Speaking of femininity, it is safe to say that Will is not a traditionally “manly man.” He hates the trades; he would make a lousy shipbuilder or soldier. He is a poet. And Agnes loves him as he is. Bless her.
It hurts to love the world right now, to keep planting gardens, writing stories, and braiding children’s hair. It feels small. It is not. Shakespeare wrote a play. Maggie O’Farrell wrote a novel about it, and Chloe Zao turned it into a film. We are still not over it. Making the world more beautiful and more human is an end in itself.
It seems to me that watching movies as a family, and singing children sleep songs is a good use of one’s life. And it changes you if you let it. It makes it such that you cannot abide the bombing or imprisonment of children. We must value and connect with our masculine and feminine qualities. In our consumeristic world we think of being feminine as a list of merely physical attributes. Things you can buy: big boobs, big lips, big eyelashes, sparkly nails. But in a deeper sense, I think to be feminine means to be a protector of the land and its children. What do you think?

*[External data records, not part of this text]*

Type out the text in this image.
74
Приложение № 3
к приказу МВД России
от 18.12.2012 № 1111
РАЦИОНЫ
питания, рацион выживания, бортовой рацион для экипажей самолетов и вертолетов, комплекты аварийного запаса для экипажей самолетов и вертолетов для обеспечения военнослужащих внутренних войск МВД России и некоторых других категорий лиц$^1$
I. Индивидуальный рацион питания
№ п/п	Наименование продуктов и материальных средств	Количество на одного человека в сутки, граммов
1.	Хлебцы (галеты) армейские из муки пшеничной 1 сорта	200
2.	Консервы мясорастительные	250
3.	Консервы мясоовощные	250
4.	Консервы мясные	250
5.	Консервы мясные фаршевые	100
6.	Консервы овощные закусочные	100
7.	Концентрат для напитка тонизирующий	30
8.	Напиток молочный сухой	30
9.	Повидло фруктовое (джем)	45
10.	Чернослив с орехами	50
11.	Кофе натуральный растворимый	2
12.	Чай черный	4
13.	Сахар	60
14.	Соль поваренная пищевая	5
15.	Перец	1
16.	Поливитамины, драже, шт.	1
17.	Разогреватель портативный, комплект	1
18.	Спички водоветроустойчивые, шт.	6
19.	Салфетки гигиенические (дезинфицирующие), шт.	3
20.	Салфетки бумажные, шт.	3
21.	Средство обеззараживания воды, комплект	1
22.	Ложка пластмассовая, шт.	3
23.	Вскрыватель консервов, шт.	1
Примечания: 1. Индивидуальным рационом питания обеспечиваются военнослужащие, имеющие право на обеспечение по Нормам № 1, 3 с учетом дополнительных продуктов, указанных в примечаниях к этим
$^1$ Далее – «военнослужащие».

See you all at No Kings March 28th.




Anna, I am so moved by your clear articulation of virtues judged to be feminine, the identification of different ways to be good and to be brave along with the clear rejection of placing certain ways as superiors to other. It highlights for me that a true feminism values all of these virtues and strives to build a world where they are all valued, and all available to folks independent of gender. And that means BOTH breaking down the barriers keeping women from being allowed to embody ‘masculine’ virtues and building a society that respects (with money even!!) the work of the feminine.
Also I have resisted watching Hamnet because I know it will just wreck me. The book was only just survivable, probably because I could decide the pace myself. Maybe I can watch it on a spring afternoon when sunshine and a walk in the woods can be a palate cleanser.
Your words are always powerful and poignant. Thank you.